The clock had expired on Bria Hartley's illustrious high school career and the scoreboard read: 72-69, Sachem East.
Her final possession was one of the rare occasions in which Hartley couldn't slip the defenders. With her team down three and facing a triple-team in the left corner with the dwindling shot clock her nemesis, Hartley had no choice but to defy what every storybook would have scripted. She passed on the final shot, slinging the ball to a teammate for a shot that came up short.
"I just wanted to win," said Hartley as she took congratulatory handshakes from fans and hugs of consolation from teammates. "It didn't work out, but I know it was the right play."
It was Hartley's show from the second quarter on as she scored 44 of her 51 points - a Long Island playoff record - to lead North Babylon's rally. Hartley surpassed her previous high of 43 points, set Monday against Smithtown West.
The Bulldogs trailed 26-12 in the second quarter, but she brought them to within 31-30 at intermission. The Bulldogs fell behind again 47-36 in the third quarter and the one-girl wrecking crew carried them back, even taking a 68-67 lead on her three-pointer with 1:10 left.

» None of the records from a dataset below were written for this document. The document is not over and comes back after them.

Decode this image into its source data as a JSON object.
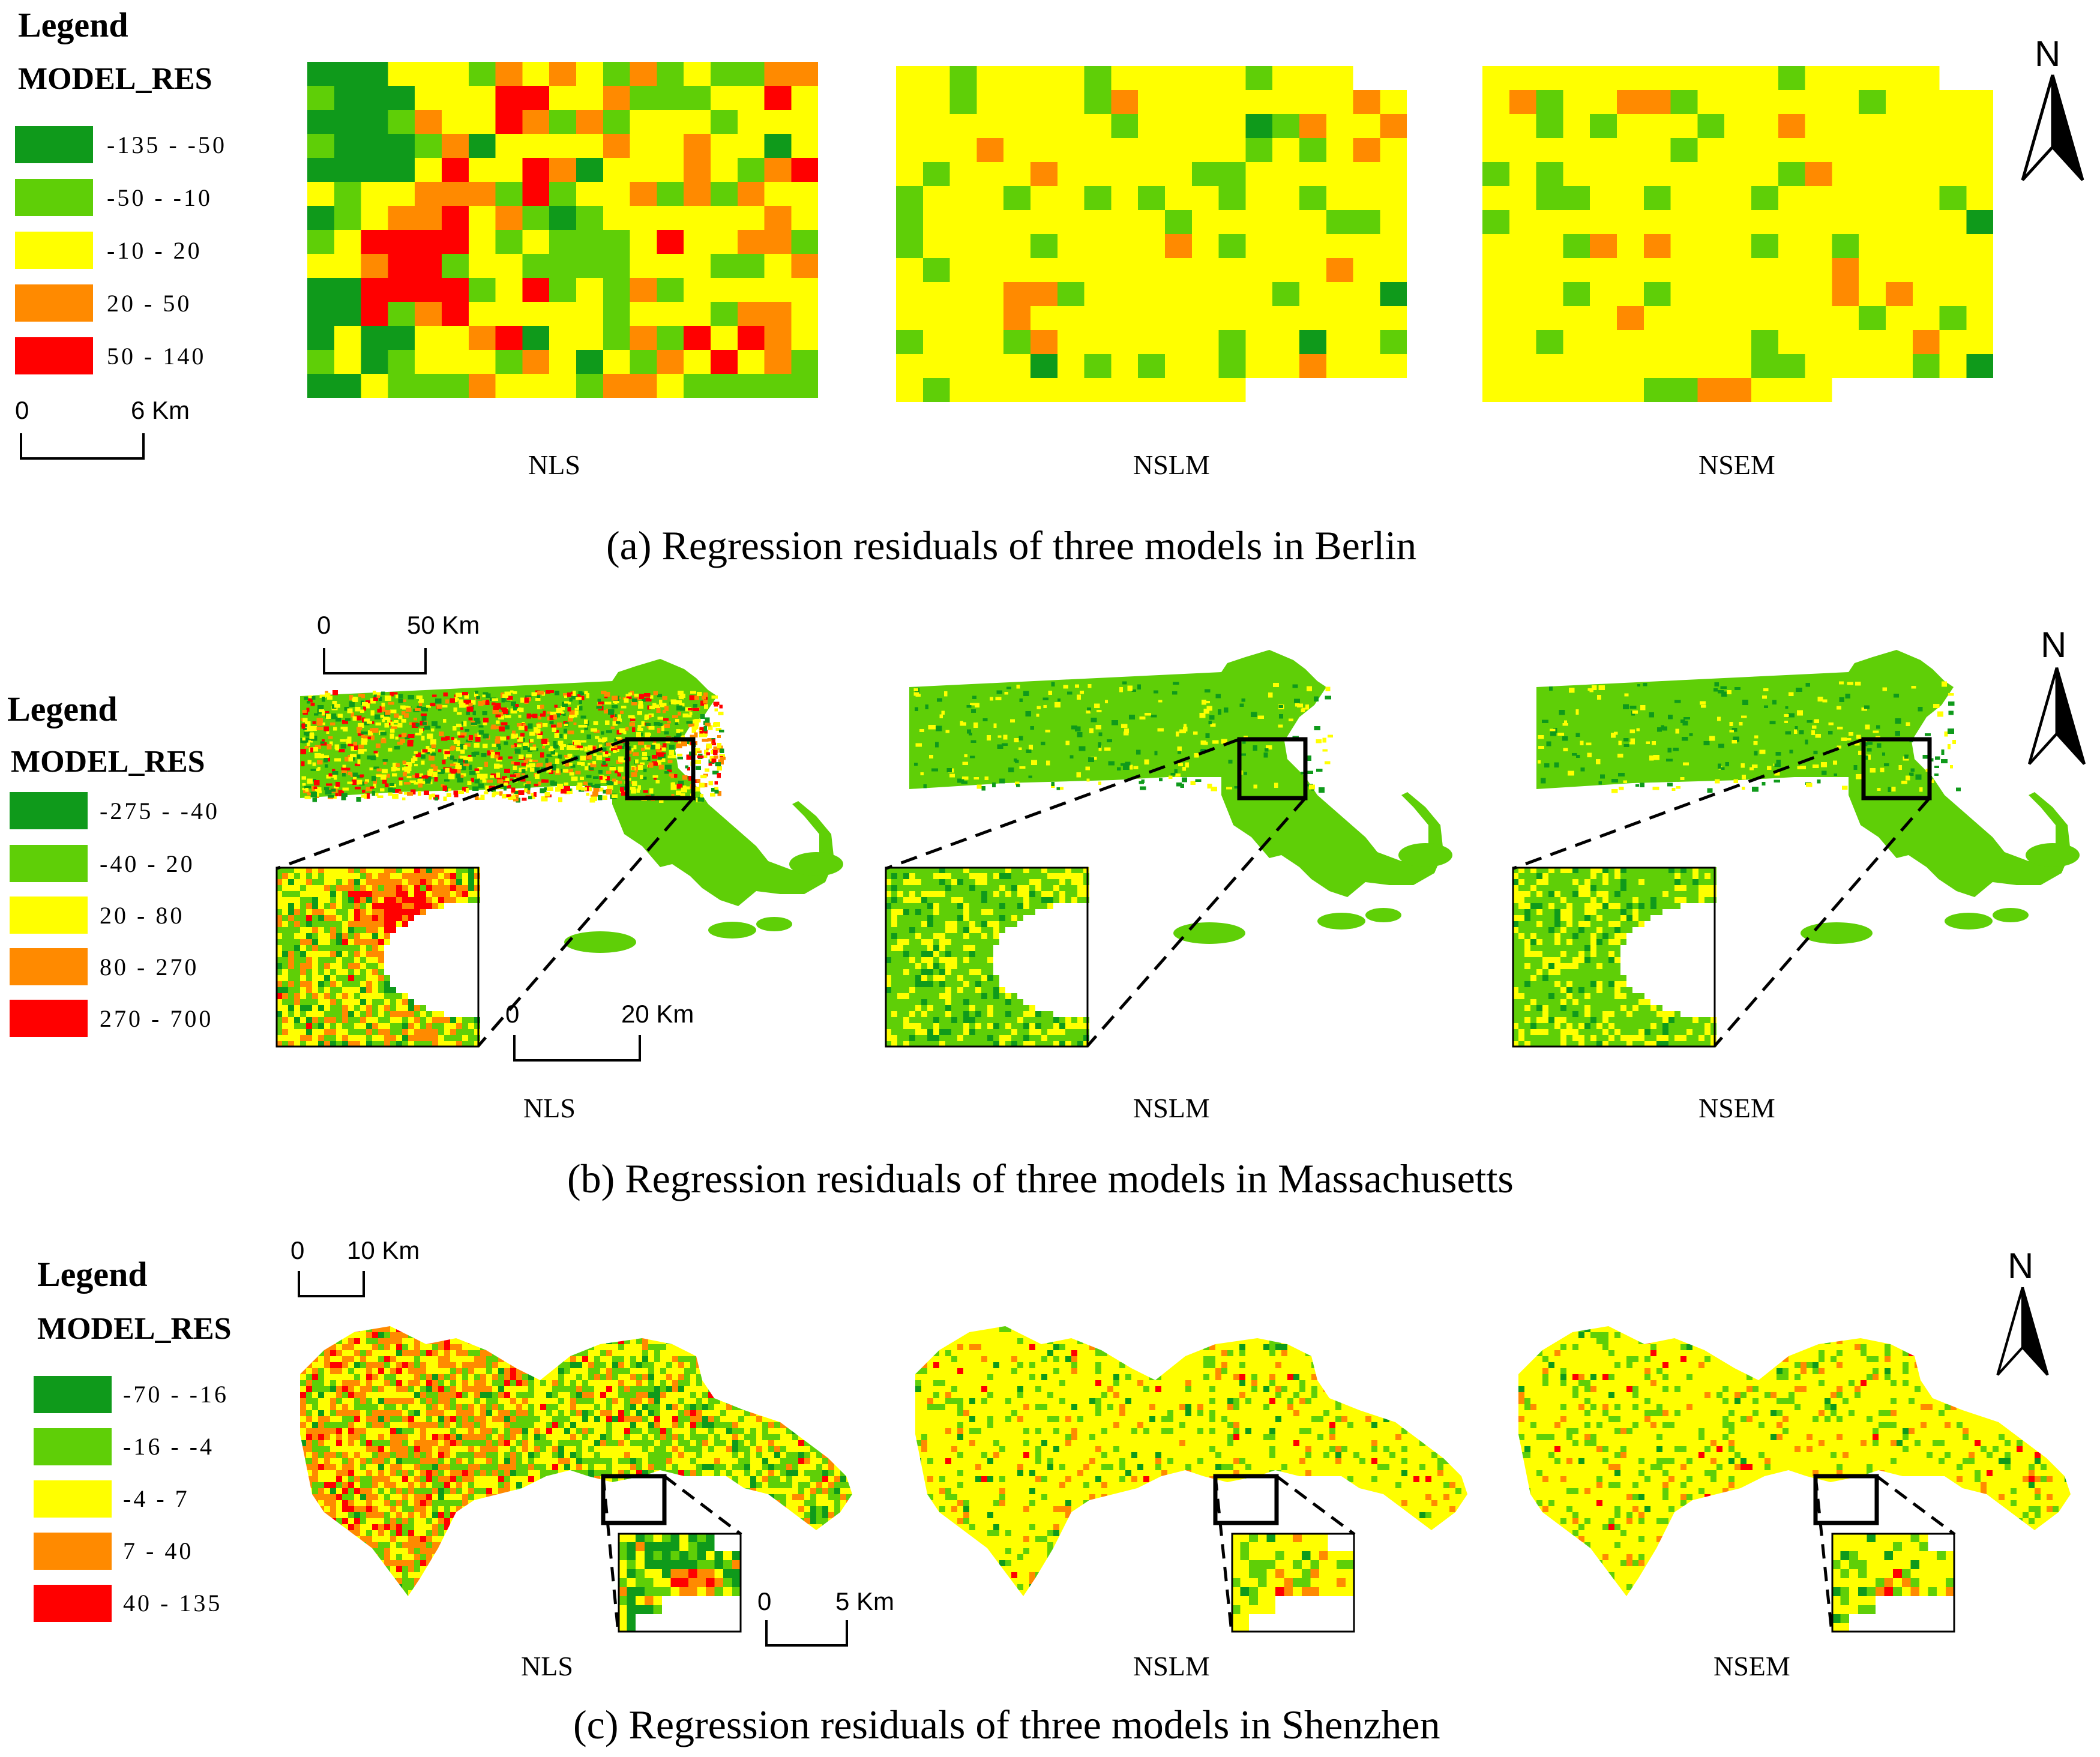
{
  "colors": {
    "dark_green": "#0f9a1b",
    "green": "#5fcf07",
    "yellow": "#ffff00",
    "orange": "#ff8a00",
    "red": "#ff0000"
  },
  "panels": [
    {
      "id": "berlin",
      "caption": "(a) Regression residuals of three models in Berlin",
      "legend": {
        "title": "Legend",
        "field": "MODEL_RES",
        "classes": [
          {
            "range": "-135 - -50",
            "color": "#0f9a1b"
          },
          {
            "range": "-50 - -10",
            "color": "#5fcf07"
          },
          {
            "range": "-10 - 20",
            "color": "#ffff00"
          },
          {
            "range": "20 - 50",
            "color": "#ff8a00"
          },
          {
            "range": "50 - 140",
            "color": "#ff0000"
          }
        ]
      },
      "scale": {
        "start": "0",
        "end": "6 Km"
      },
      "maps": [
        "NLS",
        "NSLM",
        "NSEM"
      ],
      "north": "N"
    },
    {
      "id": "massachusetts",
      "caption": "(b) Regression residuals of three models in Massachusetts",
      "legend": {
        "title": "Legend",
        "field": "MODEL_RES",
        "classes": [
          {
            "range": "-275 - -40",
            "color": "#0f9a1b"
          },
          {
            "range": "-40 - 20",
            "color": "#5fcf07"
          },
          {
            "range": "20 - 80",
            "color": "#ffff00"
          },
          {
            "range": "80 - 270",
            "color": "#ff8a00"
          },
          {
            "range": "270 - 700",
            "color": "#ff0000"
          }
        ]
      },
      "scale": {
        "start": "0",
        "end": "50 Km"
      },
      "inset_scale": {
        "start": "0",
        "end": "20 Km"
      },
      "maps": [
        "NLS",
        "NSLM",
        "NSEM"
      ],
      "north": "N"
    },
    {
      "id": "shenzhen",
      "caption": "(c) Regression residuals of three models in Shenzhen",
      "legend": {
        "title": "Legend",
        "field": "MODEL_RES",
        "classes": [
          {
            "range": "-70 - -16",
            "color": "#0f9a1b"
          },
          {
            "range": "-16 - -4",
            "color": "#5fcf07"
          },
          {
            "range": "-4 - 7",
            "color": "#ffff00"
          },
          {
            "range": "7 - 40",
            "color": "#ff8a00"
          },
          {
            "range": "40 - 135",
            "color": "#ff0000"
          }
        ]
      },
      "scale": {
        "start": "0",
        "end": "10 Km"
      },
      "inset_scale": {
        "start": "0",
        "end": "5 Km"
      },
      "maps": [
        "NLS",
        "NSLM",
        "NSEM"
      ],
      "north": "N"
    }
  ]
}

"She played absolutely amazing," said Sachem East star Kristen Doherty, who hugged Hartley afterward. "You can't take that away from her."
Hartley planted a defender's rear to the floor with her signature step-back crossover in the third. She attempted the move again with 14 seconds left but lost the ball, causing a shot-clock violation. Still, Hartley insisted she'll have no regrets.
"I'm looking into lacrosse season," said Hartley, who finished with 1,978 points. "It's a game. I'll recover from this tomorrow . . . I just want to do more at college than I did here."
Said North Babylon coach Mike Petre: "It was an epic performance. She's the No. 1 player I've seen in my  years. She's been the hallmark of our program and we're proud to have been associated with her."